February 6 every year is regarded as Safer Internet Day. SID is a day to promote safer and more responsible use of online technology and mobile phones.
On this Safer Internet Day 2024, Christopher Budd, director, threat research, Sophos X-Ops, offers us some valuable tips on how individuals and businesses can protect themselves on the internet—notably the importance of strong passwords to prevent credential theft, which is used to break into corporate networks and escalate privileges to steal data and eventually launch attacks such as ransomware.
Why is Safer Internet Day is Important?
Christopher Budd responds:
“While we all hate passwords and know they’re a pain, they remain important.

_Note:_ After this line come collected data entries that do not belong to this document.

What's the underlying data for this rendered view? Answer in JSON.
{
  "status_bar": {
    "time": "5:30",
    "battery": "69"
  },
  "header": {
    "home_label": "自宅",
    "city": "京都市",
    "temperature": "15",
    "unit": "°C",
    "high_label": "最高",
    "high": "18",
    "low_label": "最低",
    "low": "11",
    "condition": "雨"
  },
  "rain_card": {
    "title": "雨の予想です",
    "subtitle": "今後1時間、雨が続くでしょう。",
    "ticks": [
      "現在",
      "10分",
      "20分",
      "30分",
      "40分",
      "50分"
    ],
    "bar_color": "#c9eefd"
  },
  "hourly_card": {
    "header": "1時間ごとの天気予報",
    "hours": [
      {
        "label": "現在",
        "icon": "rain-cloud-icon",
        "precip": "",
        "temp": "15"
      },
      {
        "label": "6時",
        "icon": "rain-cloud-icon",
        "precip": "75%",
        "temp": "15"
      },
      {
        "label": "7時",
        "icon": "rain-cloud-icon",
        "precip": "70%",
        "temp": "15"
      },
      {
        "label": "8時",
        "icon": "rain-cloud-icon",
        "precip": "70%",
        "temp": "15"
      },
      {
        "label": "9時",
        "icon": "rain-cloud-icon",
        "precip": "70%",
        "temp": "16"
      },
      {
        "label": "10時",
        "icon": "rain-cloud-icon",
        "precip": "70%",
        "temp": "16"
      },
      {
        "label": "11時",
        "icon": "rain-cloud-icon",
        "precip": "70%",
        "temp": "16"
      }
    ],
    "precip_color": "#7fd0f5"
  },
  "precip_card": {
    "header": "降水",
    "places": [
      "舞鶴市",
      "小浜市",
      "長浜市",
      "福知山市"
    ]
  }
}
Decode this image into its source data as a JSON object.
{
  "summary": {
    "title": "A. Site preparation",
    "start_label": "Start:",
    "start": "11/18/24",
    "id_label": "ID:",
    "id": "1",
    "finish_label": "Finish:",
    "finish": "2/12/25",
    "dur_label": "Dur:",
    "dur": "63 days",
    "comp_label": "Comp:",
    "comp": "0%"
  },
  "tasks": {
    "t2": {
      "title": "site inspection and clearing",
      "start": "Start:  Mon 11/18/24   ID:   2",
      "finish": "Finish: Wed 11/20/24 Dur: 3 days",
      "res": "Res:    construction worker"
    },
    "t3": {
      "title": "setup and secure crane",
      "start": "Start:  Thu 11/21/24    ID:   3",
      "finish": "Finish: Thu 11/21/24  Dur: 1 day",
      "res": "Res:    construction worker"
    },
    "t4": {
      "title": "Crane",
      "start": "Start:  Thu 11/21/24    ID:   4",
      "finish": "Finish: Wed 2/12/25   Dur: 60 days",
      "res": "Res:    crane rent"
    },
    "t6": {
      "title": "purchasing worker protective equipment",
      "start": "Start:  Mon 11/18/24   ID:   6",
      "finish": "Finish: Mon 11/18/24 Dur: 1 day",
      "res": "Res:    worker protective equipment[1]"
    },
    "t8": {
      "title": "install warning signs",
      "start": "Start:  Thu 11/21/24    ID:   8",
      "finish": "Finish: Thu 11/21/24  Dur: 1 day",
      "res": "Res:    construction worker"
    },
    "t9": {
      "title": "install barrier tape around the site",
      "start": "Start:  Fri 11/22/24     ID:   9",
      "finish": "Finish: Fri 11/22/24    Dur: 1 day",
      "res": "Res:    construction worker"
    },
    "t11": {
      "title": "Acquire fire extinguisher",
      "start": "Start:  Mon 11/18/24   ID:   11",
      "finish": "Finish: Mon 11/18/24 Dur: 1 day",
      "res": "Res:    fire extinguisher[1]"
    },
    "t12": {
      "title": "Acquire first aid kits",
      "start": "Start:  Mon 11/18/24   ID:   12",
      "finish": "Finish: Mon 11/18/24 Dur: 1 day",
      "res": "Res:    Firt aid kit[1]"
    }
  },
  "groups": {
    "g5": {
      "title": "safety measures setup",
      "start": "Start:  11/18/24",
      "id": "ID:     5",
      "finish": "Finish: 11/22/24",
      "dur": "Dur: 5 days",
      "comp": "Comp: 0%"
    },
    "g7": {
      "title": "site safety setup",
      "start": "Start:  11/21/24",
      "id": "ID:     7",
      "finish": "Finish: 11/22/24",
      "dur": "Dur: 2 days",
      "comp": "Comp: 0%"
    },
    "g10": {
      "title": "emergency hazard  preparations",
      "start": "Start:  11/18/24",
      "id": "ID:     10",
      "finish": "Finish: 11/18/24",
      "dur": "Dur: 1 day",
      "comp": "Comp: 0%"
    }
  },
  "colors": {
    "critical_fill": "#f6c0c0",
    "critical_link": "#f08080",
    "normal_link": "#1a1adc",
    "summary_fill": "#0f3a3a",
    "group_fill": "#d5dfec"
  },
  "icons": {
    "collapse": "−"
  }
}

Even today we see major companies compromised because of bad password management by them or their people. Using unique passwords for every site (or at least every important site) is still one of the best things you can do to keep yourself secure. In addition to using unique passwords, using a multifactor authentication app is a key step in securing critical accounts.”
The Sophos X-Ops’ Active Adversary Report found that in 2023, for the first time, compromised credentials were the number one root cause of attacks that lead to data theft and ransomware attacks, with over half (56%) of the attacks analyzed linked to a name/password sign-information that wound up in unfriendly hands. That’s a 26% jump from 2022 to 2023.
“It’s also important to remember the power of ‘no.’ The best way to protect your data and information is to not give it away in the first place. Just because a site asks you for your birthday, for instance, doesn’t mean they need it, or they’re entitled to it. If a site or service doesn’t have your information, they can’t lose it or accidently disclose it.
If you do just those two things, you’ll be a long way towards keeping yourself safer online,” added Budd.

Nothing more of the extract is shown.